Mexborough and Swinton Times June 18, 1937

Full and Useful Career
Thurnscoe Sportsman and Educationalist

In industrial areas such as this, where busy towns have grown out of sleeping agricultural villages in a few decades, where the majority of the population is composed of men and women from other parts of the country, there seems to be a lack of tradition; a lack of people have who lived in the same village all their lives and can recall with ease its history.

In Thurnscoe there are a few families who were considered to be old residents even in the last century, but the majority of people, it is safe to assume, have settled in that village since that sinking of Hickleton Main Colliery in 1892.

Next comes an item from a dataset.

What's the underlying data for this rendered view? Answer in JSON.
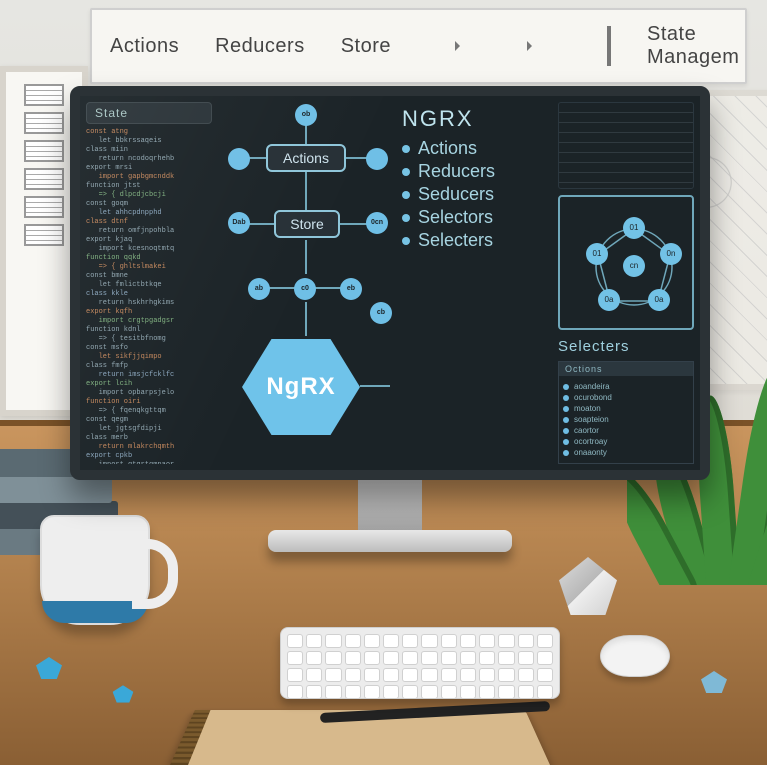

In that second class we find a man – with public service that has been so varied and vigourous since the end of the last century that we find it difficult to realise that he was not born and bred in Thurnscoe.

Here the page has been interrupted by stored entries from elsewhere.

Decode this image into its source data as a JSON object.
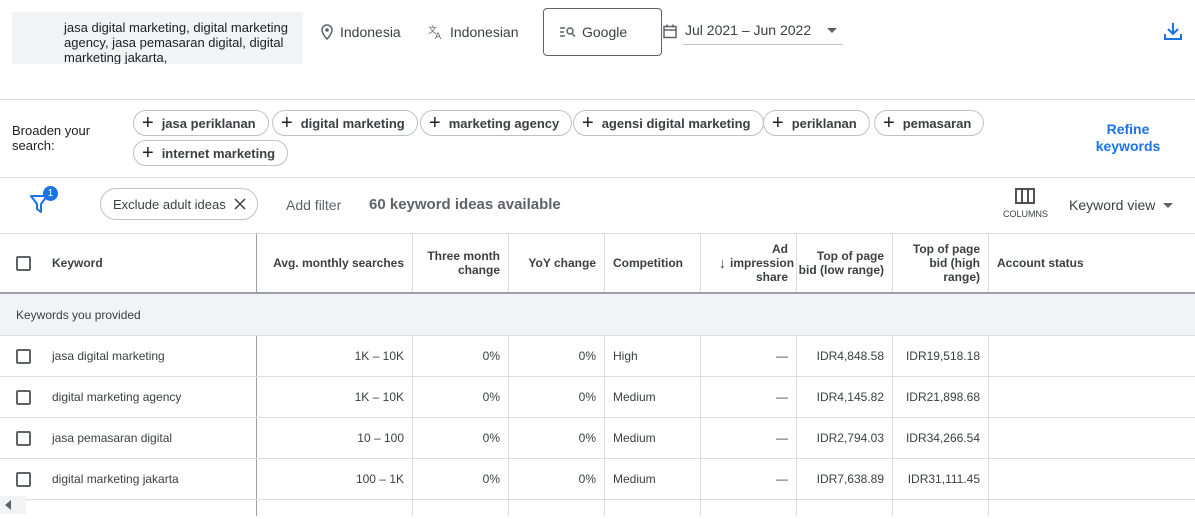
{
  "top": {
    "keywords": "jasa digital marketing, digital marketing agency, jasa pemasaran digital, digital marketing jakarta,",
    "location": "Indonesia",
    "language": "Indonesian",
    "network": "Google",
    "date_range": "Jul 2021 – Jun 2022"
  },
  "broaden": {
    "label": "Broaden your search:",
    "chips": [
      "jasa periklanan",
      "digital marketing",
      "marketing agency",
      "agensi digital marketing",
      "periklanan",
      "pemasaran",
      "internet marketing"
    ],
    "refine": "Refine keywords"
  },
  "filterbar": {
    "badge": "1",
    "exclude_chip": "Exclude adult ideas",
    "add_filter": "Add filter",
    "ideas_count": "60 keyword ideas available",
    "columns_label": "COLUMNS",
    "view_label": "Keyword view"
  },
  "table": {
    "headers": {
      "keyword": "Keyword",
      "avg": "Avg. monthly searches",
      "three_month": "Three month change",
      "yoy": "YoY change",
      "competition": "Competition",
      "ad_impression": "Ad impression share",
      "bid_low": "Top of page bid (low range)",
      "bid_high": "Top of page bid (high range)",
      "account_status": "Account status"
    },
    "group_label": "Keywords you provided",
    "rows": [
      {
        "keyword": "jasa digital marketing",
        "avg": "1K – 10K",
        "three": "0%",
        "yoy": "0%",
        "comp": "High",
        "ad": "—",
        "low": "IDR4,848.58",
        "high": "IDR19,518.18"
      },
      {
        "keyword": "digital marketing agency",
        "avg": "1K – 10K",
        "three": "0%",
        "yoy": "0%",
        "comp": "Medium",
        "ad": "—",
        "low": "IDR4,145.82",
        "high": "IDR21,898.68"
      },
      {
        "keyword": "jasa pemasaran digital",
        "avg": "10 – 100",
        "three": "0%",
        "yoy": "0%",
        "comp": "Medium",
        "ad": "—",
        "low": "IDR2,794.03",
        "high": "IDR34,266.54"
      },
      {
        "keyword": "digital marketing jakarta",
        "avg": "100 – 1K",
        "three": "0%",
        "yoy": "0%",
        "comp": "Medium",
        "ad": "—",
        "low": "IDR7,638.89",
        "high": "IDR31,111.45"
      }
    ]
  },
  "colors": {
    "accent": "#1a73e8",
    "chip_border": "#bdc1c6",
    "group_bg": "#f1f3f4"
  }
}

He is Mr Samuel Hardwick, 42, Common Road, now hale and hearty in his 84th year.

One always thinks of Mr Ardwick in a twofold manner, for his established name for himself as a keen educationalist and an ardent sportsman and now that he is gradualy casting off the shackles – pleasant shackles, nevertheless shackles – of voluntary public duties, it is time to recall memories of his many activities.

He was a founder of the Hickleton Cricket Club in March 1893, and was the first captain and second secretary. Since that time he has seen the membership rise from under 20 to more than 400.

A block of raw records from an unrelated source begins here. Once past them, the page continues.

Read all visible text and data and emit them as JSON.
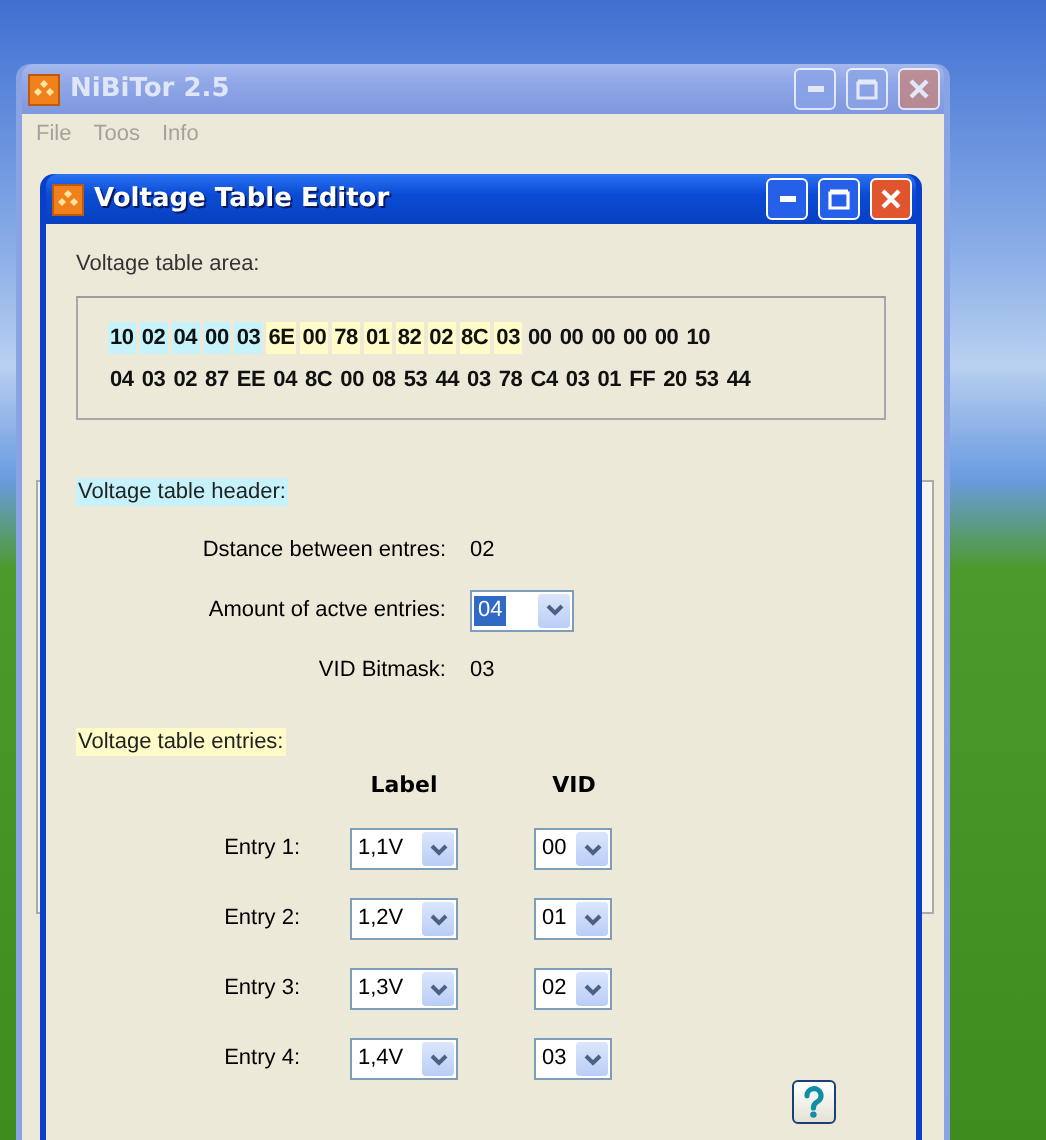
{
  "main_window": {
    "title": "NiBiTor 2.5",
    "active": false,
    "menu": [
      "File",
      "Toos",
      "Info"
    ]
  },
  "dialog": {
    "title": "Voltage Table Editor",
    "active": true,
    "area_label": "Voltage table area:",
    "hex_rows": [
      [
        {
          "text": "10",
          "kind": "header"
        },
        {
          "text": "02",
          "kind": "header"
        },
        {
          "text": "04",
          "kind": "header"
        },
        {
          "text": "00",
          "kind": "header"
        },
        {
          "text": "03",
          "kind": "header"
        },
        {
          "text": "6E",
          "kind": "entries"
        },
        {
          "text": "00",
          "kind": "entries"
        },
        {
          "text": "78",
          "kind": "entries"
        },
        {
          "text": "01",
          "kind": "entries"
        },
        {
          "text": "82",
          "kind": "entries"
        },
        {
          "text": "02",
          "kind": "entries"
        },
        {
          "text": "8C",
          "kind": "entries"
        },
        {
          "text": "03",
          "kind": "entries"
        },
        {
          "text": "00",
          "kind": "plain"
        },
        {
          "text": "00",
          "kind": "plain"
        },
        {
          "text": "00",
          "kind": "plain"
        },
        {
          "text": "00",
          "kind": "plain"
        },
        {
          "text": "00",
          "kind": "plain"
        },
        {
          "text": "10",
          "kind": "plain"
        }
      ],
      [
        {
          "text": "04",
          "kind": "plain"
        },
        {
          "text": "03",
          "kind": "plain"
        },
        {
          "text": "02",
          "kind": "plain"
        },
        {
          "text": "87",
          "kind": "plain"
        },
        {
          "text": "EE",
          "kind": "plain"
        },
        {
          "text": "04",
          "kind": "plain"
        },
        {
          "text": "8C",
          "kind": "plain"
        },
        {
          "text": "00",
          "kind": "plain"
        },
        {
          "text": "08",
          "kind": "plain"
        },
        {
          "text": "53",
          "kind": "plain"
        },
        {
          "text": "44",
          "kind": "plain"
        },
        {
          "text": "03",
          "kind": "plain"
        },
        {
          "text": "78",
          "kind": "plain"
        },
        {
          "text": "C4",
          "kind": "plain"
        },
        {
          "text": "03",
          "kind": "plain"
        },
        {
          "text": "01",
          "kind": "plain"
        },
        {
          "text": "FF",
          "kind": "plain"
        },
        {
          "text": "20",
          "kind": "plain"
        },
        {
          "text": "53",
          "kind": "plain"
        },
        {
          "text": "44",
          "kind": "plain"
        }
      ]
    ],
    "header_section": {
      "title": "Voltage table header:",
      "kind": "header",
      "fields": [
        {
          "label": "Dstance between entres:",
          "kind": "text",
          "value": "02"
        },
        {
          "label": "Amount of actve entries:",
          "kind": "combo",
          "value": "04",
          "focused": true
        },
        {
          "label": "VID Bitmask:",
          "kind": "text",
          "value": "03"
        }
      ]
    },
    "entries_section": {
      "title": "Voltage table entries:",
      "kind": "entries",
      "columns": [
        "Label",
        "VID"
      ],
      "rows": [
        {
          "label": "Entry 1:",
          "voltage": "1,1V",
          "vid": "00"
        },
        {
          "label": "Entry 2:",
          "voltage": "1,2V",
          "vid": "01"
        },
        {
          "label": "Entry 3:",
          "voltage": "1,3V",
          "vid": "02"
        },
        {
          "label": "Entry 4:",
          "voltage": "1,4V",
          "vid": "03"
        }
      ]
    }
  }
}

Many of his more serious endeavours, however have been in the service of education. He was first appointed a member of an education authority in the days of the school board, when the 1870 Education Act was still in force. Ever since those times Mr Hardwick has been re-elected year after year, but now feels that the present time is opportune for giving up public appointments.

During the time he has been a member of the local education committee he has been unanimously re-elected chairman for 17 successive years. One of his most pleasant recollection of those years is the time when he presided at the opening of the Hill School by Lord Harewood.

Mr Hardwick’s work is not of the nature which will be easily forgotten; for until it is already enshrined in the success of those former Thurnscoe boys who have owed something perhaps to Mr Hardwick’s administration.

The Thurnscoe education committee placed on record their appreciation of the splendid services he has rendered the community generally. In the sphere of education alone, his work has the magnitude of a life work.

Yet so multifarious were his activities that he was appointed the first treasurer of the Working Men’s Medical Fund; a Parish Councillor, secretary to the Sports Association, Flower Shows, and the first Choral Society; chairman of the local Conservative Association, Bowling Club, Sick and Dividing society, Angling Society, a representative on the Montagu Hospital Board of managers, on the local committees of ambulance classes, mining classes and Thurnscoe Institute, Sunday schools, Hickleton Golf club, and the Mexborough and District Cricket league.

If this is not a full and worthy life what is?